Quantized Rewiring: Hardware-aware training of sparse deep neural networks
Authors: Horst Petschenig and Robert Legenstein
Presentation type: Poster
Abstract
Mixed-signal and fully-digital neuromorphic systems have been of significant interest for deploying spiking neural networks in an energy-efficient manner. However, many of these systems impose constraints in terms of fan-in, memory, or synaptic weight precision that have to be considered during network design and training. We present Quantized Rewiring, an algorithm that can train both spiking and non-spiking neural networks while meeting hardware constraints during the entire training process.
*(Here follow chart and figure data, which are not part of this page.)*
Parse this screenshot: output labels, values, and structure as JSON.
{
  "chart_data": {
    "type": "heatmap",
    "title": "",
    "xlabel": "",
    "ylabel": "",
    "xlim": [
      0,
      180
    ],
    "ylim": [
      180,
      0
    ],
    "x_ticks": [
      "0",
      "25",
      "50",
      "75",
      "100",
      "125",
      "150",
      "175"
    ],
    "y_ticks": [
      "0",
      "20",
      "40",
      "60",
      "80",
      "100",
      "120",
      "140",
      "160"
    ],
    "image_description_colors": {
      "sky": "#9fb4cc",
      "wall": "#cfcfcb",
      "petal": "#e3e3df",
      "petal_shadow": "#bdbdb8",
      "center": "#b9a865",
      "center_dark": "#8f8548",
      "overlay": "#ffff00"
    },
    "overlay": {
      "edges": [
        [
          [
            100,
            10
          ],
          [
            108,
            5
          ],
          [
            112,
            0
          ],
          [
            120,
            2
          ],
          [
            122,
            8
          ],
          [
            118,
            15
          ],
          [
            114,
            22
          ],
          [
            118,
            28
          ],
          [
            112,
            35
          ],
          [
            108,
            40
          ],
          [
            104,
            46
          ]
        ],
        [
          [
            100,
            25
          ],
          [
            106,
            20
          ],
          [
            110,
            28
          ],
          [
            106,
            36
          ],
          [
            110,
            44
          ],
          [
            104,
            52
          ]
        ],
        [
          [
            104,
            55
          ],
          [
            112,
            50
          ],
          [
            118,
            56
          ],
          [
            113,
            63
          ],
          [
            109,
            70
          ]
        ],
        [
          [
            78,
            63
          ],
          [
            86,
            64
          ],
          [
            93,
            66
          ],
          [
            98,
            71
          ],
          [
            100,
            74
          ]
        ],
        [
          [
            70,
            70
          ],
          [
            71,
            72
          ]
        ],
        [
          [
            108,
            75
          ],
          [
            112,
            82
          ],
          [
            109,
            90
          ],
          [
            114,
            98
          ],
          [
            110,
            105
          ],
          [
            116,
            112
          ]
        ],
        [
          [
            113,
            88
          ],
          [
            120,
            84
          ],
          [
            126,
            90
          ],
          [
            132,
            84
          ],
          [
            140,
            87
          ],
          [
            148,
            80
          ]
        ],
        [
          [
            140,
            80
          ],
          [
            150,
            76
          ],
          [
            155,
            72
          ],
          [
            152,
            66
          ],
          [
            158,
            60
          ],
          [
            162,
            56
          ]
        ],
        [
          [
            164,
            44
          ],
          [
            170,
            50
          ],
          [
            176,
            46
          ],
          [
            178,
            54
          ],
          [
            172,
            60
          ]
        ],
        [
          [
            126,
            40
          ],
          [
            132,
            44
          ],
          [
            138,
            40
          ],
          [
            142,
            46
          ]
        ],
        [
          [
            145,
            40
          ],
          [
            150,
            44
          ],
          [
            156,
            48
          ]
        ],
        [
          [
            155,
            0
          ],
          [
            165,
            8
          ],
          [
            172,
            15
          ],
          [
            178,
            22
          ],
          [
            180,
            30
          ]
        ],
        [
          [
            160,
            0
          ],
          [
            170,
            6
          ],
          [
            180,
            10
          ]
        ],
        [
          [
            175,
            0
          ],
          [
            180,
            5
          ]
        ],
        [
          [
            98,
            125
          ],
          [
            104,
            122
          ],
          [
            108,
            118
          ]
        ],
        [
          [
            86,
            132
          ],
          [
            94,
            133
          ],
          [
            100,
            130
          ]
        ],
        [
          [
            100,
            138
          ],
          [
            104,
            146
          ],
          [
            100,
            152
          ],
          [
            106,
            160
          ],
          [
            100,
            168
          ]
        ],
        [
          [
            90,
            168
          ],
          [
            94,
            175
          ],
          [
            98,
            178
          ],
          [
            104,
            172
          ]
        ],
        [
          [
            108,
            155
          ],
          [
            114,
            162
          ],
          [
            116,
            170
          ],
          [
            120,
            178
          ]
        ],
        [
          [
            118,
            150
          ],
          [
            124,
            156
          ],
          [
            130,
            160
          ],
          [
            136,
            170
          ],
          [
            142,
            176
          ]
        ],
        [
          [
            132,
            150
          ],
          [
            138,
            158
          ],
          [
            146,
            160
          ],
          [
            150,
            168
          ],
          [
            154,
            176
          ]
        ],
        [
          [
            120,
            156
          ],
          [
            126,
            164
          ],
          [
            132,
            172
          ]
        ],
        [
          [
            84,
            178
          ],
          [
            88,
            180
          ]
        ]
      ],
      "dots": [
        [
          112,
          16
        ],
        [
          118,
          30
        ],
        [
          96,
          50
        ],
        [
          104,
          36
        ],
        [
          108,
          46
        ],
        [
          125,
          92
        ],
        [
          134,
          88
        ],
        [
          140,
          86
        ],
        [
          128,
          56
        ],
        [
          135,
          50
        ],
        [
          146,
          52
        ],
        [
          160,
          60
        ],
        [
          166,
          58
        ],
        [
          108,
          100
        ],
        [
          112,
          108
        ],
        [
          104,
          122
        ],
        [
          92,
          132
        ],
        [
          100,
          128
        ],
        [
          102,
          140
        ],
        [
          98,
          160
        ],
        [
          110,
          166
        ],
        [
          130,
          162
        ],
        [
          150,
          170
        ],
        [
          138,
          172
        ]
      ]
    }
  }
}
To demonstrate our approach, we train both feed-forward and recurrent neural networks with a combined fan-in/weight precision limit, a constraint that is for example present in the Dynap-SE mixed-signal analog-digital neuromorphic processor. The Dynap-SE neuromorphic processor features a limited fan-in of 64 connections per neuron. Each connection between two neurons can be one of four possible types where all synapses of the same type have the same weight. Different synaptic weights can be achieved by having multiple connections between the same two neurons. Quantized Rewiring simultaneously performs quantization and rewiring of synapses and synaptic weights through gradient descent updates and projecting the trainable parameters to a constraint-compliant region. Due to the generality of our approach it is possible to model a large number of different – and possibly opposing – device constraints during training. The design of this approach is amenable to implementation on novel neuromorphic designs that support full or partial on-chip learning capabilities via approximations to backpropagation. Using our algorithm, we find trade-offs between the number of incoming connections to neurons and network performance for a number of common benchmark datasets: For example, we show that quantized and rewired networks can solve the CIFAR10 image classification task with a ResNet architecture and the sequential MNIST memory task with recurrent spiking neural networks subject to fan-in limits of 8 and 64 connections, respectively.